Başakşehir Belediyesinin sosyal medya hesaplarından yayınlanan Ramazan kuşağı ilgiyle takip ediliyor. Sosyal medya hesaplarından her gün saat 17.00’den itibaren yemek programı, Karagöz ve Hacivat, hat ve ebru sanatı ile Kur’an-ı Kerim tilaveti programları yayınlanıyor. Ramazan kuşağı, her gün Erem Şentürk’le İftara Doğru programında yapılan sohbetlerle taçlanıyor.

“İNSANIN KENDİNİ YENİDEN İNŞA ETMESİ İÇİN FIRSAT”

Ramazan’ın 15’inci akşamı Erem Şentürk’ün konuğu radyo programcısı ve şair Mehmet Ercan oldu. Programda koronavirüs sürecinin insan hayatı ve maneviyatına etkisi konuşuldu. Ercan, salgın sürecinin insanın kendisini yeniden inşa etmek için önemli bir fırsat olduğunu söyledi. Erem Şentürk de, salgın süreciyle ilgili Peygamber Efendimizin (sav) tavsiyelerine işaret etti. Programda konuşan Mehmet Ercan, “Bundan öncekiler geçti, bugünler de gelip geçecek, geçmezse zaten kıyamet. İnsanlara karşı davranış biçimi ilk önce aile içerisinde kendisini gösterir. Aile kavgaları ve boşanmaların çoğu tatil dönüşü yaşanıyor. Bu nedenle evde, hep birlikte olduğumuz bu süreci bu açıdan bakarak fırsata çevirmemiz gerekiyor. Bu süreçte tıkandığımızı söylüyorlar. Aslında tıkanmadık, itikafa girdik. Pas üstünde cila gibi yaşar hale gelmiştik. Artık birbirimize baktığımız açıları değiştirmemiz gerekiyor” diye konuştu.

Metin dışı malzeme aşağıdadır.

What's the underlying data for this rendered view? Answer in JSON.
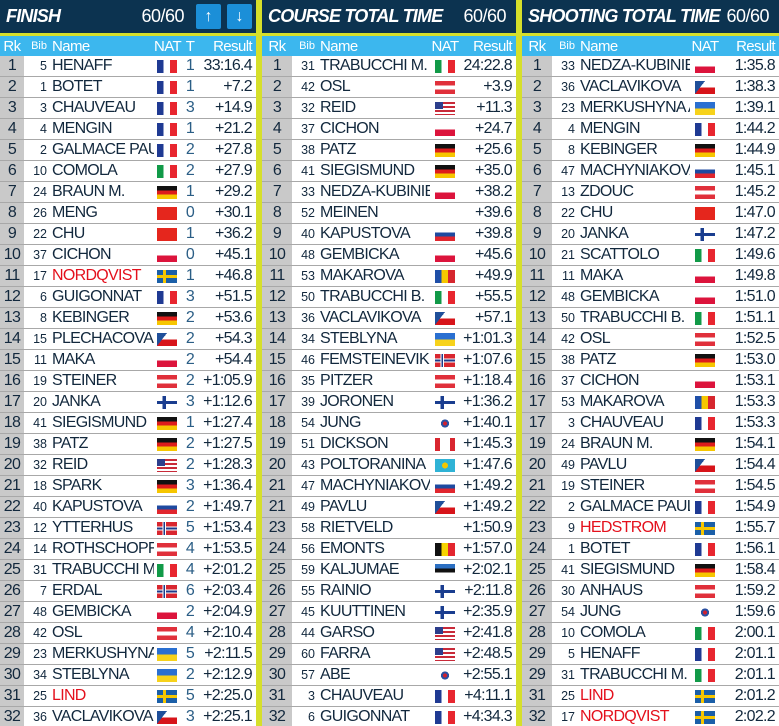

“BİZ BUGÜNE KARA MÜJDEYİ KENDİMİZE, UYARIYI BAŞKASINA KABUL ETTİK”

Erem Şentürk ise bu süreçte niyet, şuur ve teslim olmanın itikafın şartlarından olduğunu dile getirdi. Kendisi de dahil olmak üzere insanların sosyal medyada kendine ait olmayan sözlerle bazı şeyleri ifade etmeye çalıştığını söyleyen Ercan,“Bir arkadaşım ‘Dilleriyle insanları kıranları ibadetler kurtaramaz’ paylaşımı yapmış. Anladım ki biri bir şey söylemiş ve kırılmış. İbadetin seni kurtarmaz diyor kendisini kıran kişiye. Çünkü biz bugüne kadar müjdeyi kendimize, uyarıyı başkasına kabul ettik. Hastalıklı bir hale geldik bununla ilgili” dedi.

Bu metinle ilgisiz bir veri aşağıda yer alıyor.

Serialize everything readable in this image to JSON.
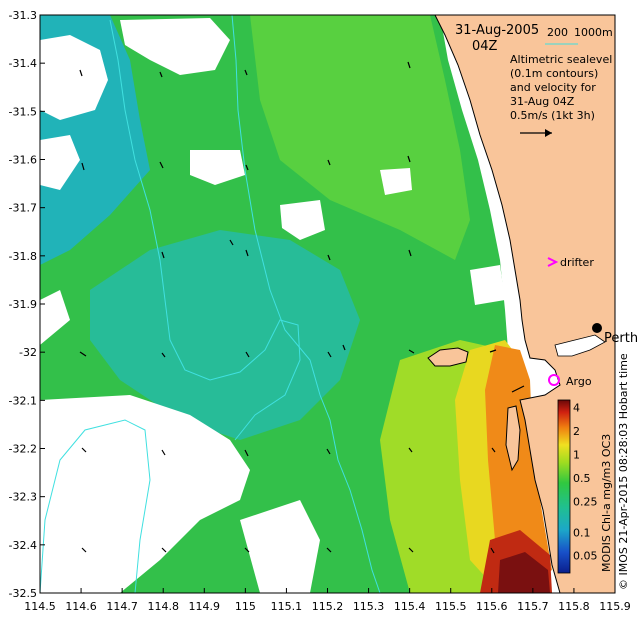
{
  "map": {
    "x_ticks": [
      "114.5",
      "114.6",
      "114.7",
      "114.8",
      "114.9",
      "115",
      "115.1",
      "115.2",
      "115.3",
      "115.4",
      "115.5",
      "115.6",
      "115.7",
      "115.8",
      "115.9"
    ],
    "y_ticks": [
      "-31.3",
      "-31.4",
      "-31.5",
      "-31.6",
      "-31.7",
      "-31.8",
      "-31.9",
      "-32",
      "-32.1",
      "-32.2",
      "-32.3",
      "-32.4",
      "-32.5"
    ],
    "x_range": [
      114.5,
      115.9
    ],
    "y_range": [
      -32.5,
      -31.3
    ]
  },
  "annotations": {
    "date": "31-Aug-2005",
    "time": "04Z",
    "depth_200": "200",
    "depth_1000": "1000m",
    "sealevel_lines": [
      "Altimetric sealevel",
      "(0.1m contours)",
      "and velocity for",
      "31-Aug 04Z",
      "0.5m/s (1kt 3h)"
    ],
    "drifter_label": "drifter",
    "perth_label": "Perth",
    "argo_label": "Argo"
  },
  "colorbar": {
    "ticks": [
      "4",
      "2",
      "1",
      "0.5",
      "0.25",
      "0.1",
      "0.05"
    ],
    "side_label": "MODIS Chl-a mg/m3 OC3",
    "credit": "© IMOS 21-Apr-2015 08:28:03 Hobart time"
  },
  "colors": {
    "land": "#f9c59a",
    "contour": "#40e0e0",
    "low_chl": "#1ca8b8",
    "mid_chl": "#2ec84a",
    "high_chl": "#c8e020",
    "peak_chl": "#7a1010",
    "marker_magenta": "#ff00ff"
  }
}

“KENDİNE GELEN GİDECEK BAŞKA YER ARAMAZ”

Evlerde kalma sürecini geniş çerçevede değerlendiren Ercan, “Bindiğimiz uçaklarda bize şu dayatılır ya, ‘Ölmeden önce gideceğiniz 20 yer.’ Kendine gelen gidecek başka yer aramaz. Önce bunu bilmemiz lazım. O dediğimiz fırsat bu aslında. Birçok şeyi onarabilmek için büyük imkan. Güvercinlerin üstüne avcılar ağ atıyor. Her biri ayrı kanat çırpıyor ama nafile. İçlerinden biri diyor ki; ‘Hep birlikte kanat çırparsak kurtuluruz.’ Bu süreç bize biraz da şunu gösterdi; birbirimizden sorumluyuz. Bana ne diyerek geçemiyorum, çok ciddi bir mesele” dedi.